Former Supreme Court Justice says Canadian lawyers are among the best
Canada’s law firms should push harder to gain business in the realm of international arbitrations, says former Supreme Court Justice Ian Binnie.
“The lawyers here in Canada do as good — or better — a job, at really a fraction of the price. So, I think those of you who are dealing with the client end of things: There's a great deal going for Canada. And the Canadian law firms ought to be pushing harder,” said Binnie, speaking on a panel at the Canadian Litigation Forum on Nov. 26 in Toronto.
Binnie, who is Of Counsel to Lenczner Slaght, is active in international arbitration, has been elected as a member of the International Commission of Jurists and has appeared before the International Court of Justice. He authored more than 170 opinions for the SCC, and also acted as Canada's Associate Deputy Minister of Justice.
Binnie noted that his current role involves listening to lawyers from the U.S., UK, Europe and Asia, and he said Canadian lawyers have what it takes to compete on the international stage. He described a proceeding involving the Russian invasion of the Crimea and various assets that were taken over. There were too many people involved to be accommodated in The Hague’s Peace Palace, he said.
“So, they are looking into different centers: London, Washington, New York, and Toronto,” said Binnie. "And the figures are quite startling as to the economy with which one of these giant arbitrations can be managed in Toronto versus these other jurisdictions, including the legal fees.”
The panel also noted that geopolitical tensions elsewhere are raising issues in international arbitrations.
Another panelist at the event, Marine Assadollahi, noted that Brexit has altered the UK as a forum, while the “Trump effect” has put an emphasis on change-in-law clauses, as clients spend more time discussing tariff changes. The renegotiation of NAFTA comes as Canada was historically “on the wrong end” of that investor-state dispute system, said Binnie.
Binnie also touched on The Canada-European Union Comprehensive Economic and Trade Agreement, which raised the possibility of an investor-state court system.
“I don't think this investment tribunal under CETA is going to be very good, because I can't imagine the caliber of person who's prepared to sit on a nation trade tribunal that might take 10 years to get up and running,” said Binnie.
Other panelists also noted issues with the system, noting the low pay for judges and the fact that judges are appointed by the state.
“This is a big issue that is prevalent right now on the resolution of investor state disputes,” said Paul Tichauer, Chair of the Canada Branch of the Chartered Institute of Arbitrators.
International arbitration is unique in that it brings players from different cultures and legal systems to agree on one set of rules, says Binnie.
“You'll get very interesting cultural conflicts among the three on the arbitration panel, and the law firms involved, all of whom are not infrequently from quite different jurisdictions,” said Binnie. “There was one where the lawyer for the government in Laos was a professor of law in Beijing.
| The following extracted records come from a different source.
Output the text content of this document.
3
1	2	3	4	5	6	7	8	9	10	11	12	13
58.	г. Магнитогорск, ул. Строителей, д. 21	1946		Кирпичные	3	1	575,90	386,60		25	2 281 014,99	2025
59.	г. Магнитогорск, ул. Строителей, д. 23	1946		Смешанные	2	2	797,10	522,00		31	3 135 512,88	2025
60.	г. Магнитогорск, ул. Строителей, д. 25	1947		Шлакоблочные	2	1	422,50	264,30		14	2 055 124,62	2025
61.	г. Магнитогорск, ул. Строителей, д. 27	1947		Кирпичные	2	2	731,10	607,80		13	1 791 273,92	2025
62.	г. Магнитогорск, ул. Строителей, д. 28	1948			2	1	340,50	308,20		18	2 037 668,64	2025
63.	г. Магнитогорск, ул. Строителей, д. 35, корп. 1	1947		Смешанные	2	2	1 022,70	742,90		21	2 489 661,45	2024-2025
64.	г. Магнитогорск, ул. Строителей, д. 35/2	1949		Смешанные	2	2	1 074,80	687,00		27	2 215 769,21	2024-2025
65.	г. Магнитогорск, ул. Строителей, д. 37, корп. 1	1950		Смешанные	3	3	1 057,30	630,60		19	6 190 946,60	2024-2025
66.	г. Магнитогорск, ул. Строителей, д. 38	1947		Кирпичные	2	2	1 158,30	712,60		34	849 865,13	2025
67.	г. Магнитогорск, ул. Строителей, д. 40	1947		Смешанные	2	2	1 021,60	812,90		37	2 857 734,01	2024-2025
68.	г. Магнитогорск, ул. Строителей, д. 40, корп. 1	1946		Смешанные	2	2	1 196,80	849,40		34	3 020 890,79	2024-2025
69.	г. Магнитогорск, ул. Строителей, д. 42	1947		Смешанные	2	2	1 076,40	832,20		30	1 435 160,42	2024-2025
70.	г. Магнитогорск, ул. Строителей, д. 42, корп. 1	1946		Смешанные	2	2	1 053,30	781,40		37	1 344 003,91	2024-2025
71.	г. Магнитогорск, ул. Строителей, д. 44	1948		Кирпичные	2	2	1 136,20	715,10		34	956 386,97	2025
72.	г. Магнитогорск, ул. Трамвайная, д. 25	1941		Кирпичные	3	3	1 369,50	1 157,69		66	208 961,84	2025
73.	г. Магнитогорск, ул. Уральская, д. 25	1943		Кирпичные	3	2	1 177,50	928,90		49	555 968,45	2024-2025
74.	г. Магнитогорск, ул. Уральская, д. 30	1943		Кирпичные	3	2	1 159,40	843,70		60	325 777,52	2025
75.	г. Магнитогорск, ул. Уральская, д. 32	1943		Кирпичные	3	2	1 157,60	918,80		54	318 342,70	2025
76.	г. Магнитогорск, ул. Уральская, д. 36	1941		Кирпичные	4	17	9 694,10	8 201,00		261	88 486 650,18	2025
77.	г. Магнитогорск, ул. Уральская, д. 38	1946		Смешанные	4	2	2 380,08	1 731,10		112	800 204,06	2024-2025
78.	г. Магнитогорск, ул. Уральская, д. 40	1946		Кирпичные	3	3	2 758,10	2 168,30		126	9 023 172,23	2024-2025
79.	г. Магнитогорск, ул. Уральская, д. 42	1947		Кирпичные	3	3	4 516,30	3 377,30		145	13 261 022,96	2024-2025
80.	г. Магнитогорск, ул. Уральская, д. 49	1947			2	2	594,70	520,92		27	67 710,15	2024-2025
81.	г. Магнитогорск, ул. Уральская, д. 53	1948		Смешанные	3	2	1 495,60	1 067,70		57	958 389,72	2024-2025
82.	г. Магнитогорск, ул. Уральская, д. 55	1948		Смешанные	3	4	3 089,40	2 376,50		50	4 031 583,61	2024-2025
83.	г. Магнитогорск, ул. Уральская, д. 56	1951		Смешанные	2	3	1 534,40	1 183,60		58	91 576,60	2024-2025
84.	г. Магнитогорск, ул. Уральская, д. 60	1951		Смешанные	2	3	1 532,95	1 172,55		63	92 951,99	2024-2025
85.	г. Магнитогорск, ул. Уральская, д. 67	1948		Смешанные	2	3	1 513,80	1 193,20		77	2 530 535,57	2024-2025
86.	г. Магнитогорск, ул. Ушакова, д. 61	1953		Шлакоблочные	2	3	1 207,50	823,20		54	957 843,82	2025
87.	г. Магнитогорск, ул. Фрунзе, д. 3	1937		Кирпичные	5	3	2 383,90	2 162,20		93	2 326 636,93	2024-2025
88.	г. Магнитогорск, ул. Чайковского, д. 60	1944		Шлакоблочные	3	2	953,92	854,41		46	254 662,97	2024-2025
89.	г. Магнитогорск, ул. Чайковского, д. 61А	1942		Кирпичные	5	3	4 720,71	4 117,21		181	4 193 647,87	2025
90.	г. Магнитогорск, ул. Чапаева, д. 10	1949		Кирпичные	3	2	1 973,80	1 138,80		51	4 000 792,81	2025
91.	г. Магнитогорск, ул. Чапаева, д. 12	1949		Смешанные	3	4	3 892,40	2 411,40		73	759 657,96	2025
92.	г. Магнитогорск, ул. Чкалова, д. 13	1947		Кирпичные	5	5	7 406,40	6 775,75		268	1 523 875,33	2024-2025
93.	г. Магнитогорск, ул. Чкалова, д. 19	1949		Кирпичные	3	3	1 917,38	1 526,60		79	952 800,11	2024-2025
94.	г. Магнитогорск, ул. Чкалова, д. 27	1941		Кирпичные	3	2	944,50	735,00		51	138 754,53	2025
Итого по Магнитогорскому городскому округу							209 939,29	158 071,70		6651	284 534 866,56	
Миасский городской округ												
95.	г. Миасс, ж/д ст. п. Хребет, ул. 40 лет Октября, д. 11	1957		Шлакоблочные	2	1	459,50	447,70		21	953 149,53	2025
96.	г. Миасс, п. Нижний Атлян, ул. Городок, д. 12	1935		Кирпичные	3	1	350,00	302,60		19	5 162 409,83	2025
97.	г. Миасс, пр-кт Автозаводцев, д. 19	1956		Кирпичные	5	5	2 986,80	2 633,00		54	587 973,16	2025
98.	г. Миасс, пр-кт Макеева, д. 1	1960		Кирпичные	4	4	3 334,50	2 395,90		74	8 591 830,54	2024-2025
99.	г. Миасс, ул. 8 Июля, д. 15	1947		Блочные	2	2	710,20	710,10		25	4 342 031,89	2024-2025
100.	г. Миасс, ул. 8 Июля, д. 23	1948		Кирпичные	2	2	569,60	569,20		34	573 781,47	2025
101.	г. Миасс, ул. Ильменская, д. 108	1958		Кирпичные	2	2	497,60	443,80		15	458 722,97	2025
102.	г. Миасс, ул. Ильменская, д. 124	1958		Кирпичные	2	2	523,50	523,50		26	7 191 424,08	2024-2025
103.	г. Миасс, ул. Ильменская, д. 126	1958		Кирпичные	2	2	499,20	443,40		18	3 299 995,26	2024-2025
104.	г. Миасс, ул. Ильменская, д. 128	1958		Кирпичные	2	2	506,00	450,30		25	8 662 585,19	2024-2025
Americans were presented by a British firm. One of the arbitrators was Belgian and the other French, and there was a parallel proceeding where the chair of the arbitration panel was Spanish.”
The Laotian case raised issues about how different jurisdictions view cross-examination, said Binnie. While common law lawyers may view cross examination as the “centerpiece” of fair process, continental lawyers may view it as a waste of time, and want to restrict cross examination to documents already on the record, he said.
“If you're either acting as counsel or you're acting as the arbitrator, it's a good idea to get your lines open before the arbitration begins, otherwise there can be a lot of very unpleasant surprises,” Binnie said.